When I pull back, the reality of everything waiting for us settles in again. We have a lot of work to do to provide evidence and statements. We also have the task of negotiating with Ross and honoring our contracts with Alfredo, who let my father’s capture happen on his turf.
“We can’t keep him,” I say, my voice steady as I turn slightly back toward the screen. On it, my father still waits, unaware of what’s coming for him.
“I know,” Liev replies, his tone unchanged.
I reach for the folder in my bag, the files I’ve already organized, the evidence laid out in a way that leaves no room for interpretation. “He won’t stop,” I continue, glancing back at Liev. “Even like this, he’ll find a way to reach out, to rebuild, to turn something in his favor.”
“You’re ready to give him up? You’re sure, Ryder? There’s no going back after this.”
I nod, the lump in my throat not letting me speak. All I keep thinking of is my mother and how she’ll truly be alone now in that house. He won’t come back, not for decades.
“I still don’t understand how you managed this,” Liev murmurs, stepping away, his eyes scanning the small room. We were told there’s no camera or audio, but it’s obvious that neither of us trusts that promise.
I shrug. “My father operated his business on corruption. It was going to come back to bite him, eventually.”
Over the next few minutes, as we wait for an agent to come in and take our initial statements and evidence, I tell Liev about Emma Pierce. She started out as a low-level agent years ago, watching my father’s clubs and eventually falling into his usual trap.
Bribes. Corruption. Getting herself too far in to get out.
“I saw her the night you came looking for me,” I explain. “At that club. When I realized we had to do something about him, all I could think was about her and how he wronged her. He pulled her into a hole she’ll never get out of.”
“You can trust her?” Liev asks gruffly.
“I think so. She and I never interacted much. I thought she was soft. Honestly, I was surprised to see her still there. I thought she would’ve got caught, or gotten herself killed before this.”
I think back to a couple of years ago, before I went off to college. Seeing Emma’s pretty, angry face, watching her get slapped by one of the bartenders. All the things she must’ve gone through—staying quiet, playing both sides. Being scared.
“If we give her this, it saves all of us. She won’t say anything against us because it gets her out of her own mess. We need her and she needs us. She’s our in.”
Liev studies the information in silence, his attention narrowing as he takes in the scope of what I’ve gathered.
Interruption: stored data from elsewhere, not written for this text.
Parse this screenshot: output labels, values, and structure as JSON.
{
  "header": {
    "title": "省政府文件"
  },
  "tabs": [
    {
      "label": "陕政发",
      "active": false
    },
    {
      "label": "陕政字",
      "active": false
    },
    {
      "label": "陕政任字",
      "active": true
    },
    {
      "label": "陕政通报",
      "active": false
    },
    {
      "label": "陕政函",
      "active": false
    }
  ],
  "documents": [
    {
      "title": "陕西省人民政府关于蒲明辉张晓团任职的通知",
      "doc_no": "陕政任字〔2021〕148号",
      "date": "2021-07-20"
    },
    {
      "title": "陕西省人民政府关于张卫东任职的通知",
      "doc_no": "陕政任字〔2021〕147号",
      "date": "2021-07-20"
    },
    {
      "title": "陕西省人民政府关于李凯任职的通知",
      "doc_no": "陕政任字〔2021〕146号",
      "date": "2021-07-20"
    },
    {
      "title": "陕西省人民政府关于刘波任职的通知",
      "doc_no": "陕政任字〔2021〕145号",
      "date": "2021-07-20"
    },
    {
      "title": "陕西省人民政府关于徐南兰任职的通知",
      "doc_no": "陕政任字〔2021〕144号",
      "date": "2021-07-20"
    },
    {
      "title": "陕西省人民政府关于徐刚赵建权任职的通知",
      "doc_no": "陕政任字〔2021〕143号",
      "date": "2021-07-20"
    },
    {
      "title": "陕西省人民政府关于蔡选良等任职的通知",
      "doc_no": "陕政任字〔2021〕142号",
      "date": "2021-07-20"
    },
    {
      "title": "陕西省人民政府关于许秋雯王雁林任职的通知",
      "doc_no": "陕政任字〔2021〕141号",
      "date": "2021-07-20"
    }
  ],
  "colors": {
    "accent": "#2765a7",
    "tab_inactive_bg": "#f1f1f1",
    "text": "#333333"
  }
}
Financial records, communications, connections that span years—everything my father built, laid out in a way that can’t be ignored.
The fact that most of it ties back to illegal drugs, cut with dangerous substances that cause too many fatalities, will push everything in our favor.
“If I hand him over with all of this,” I continue, “it’s airtight. No deals. No leverage. No way back.”
“He’ll be in for life,” Liev says quietly, brow knit.
Not dead, but gone in a way that matters more.
Liev looks at me for a long moment, weighing the decision, the implications, the shift it creates not just for us but for everything around us. Eventually, he nods.
“Then we do it your way.”
I glance back at the screen one last time, at the man who raised me and would have destroyed me without hesitation. The weight of that truth doesn’t twist anymore, doesn’t pull me in two directions the way it once did.
I made my choice the night I agreed to become Liev Demsky’s bride.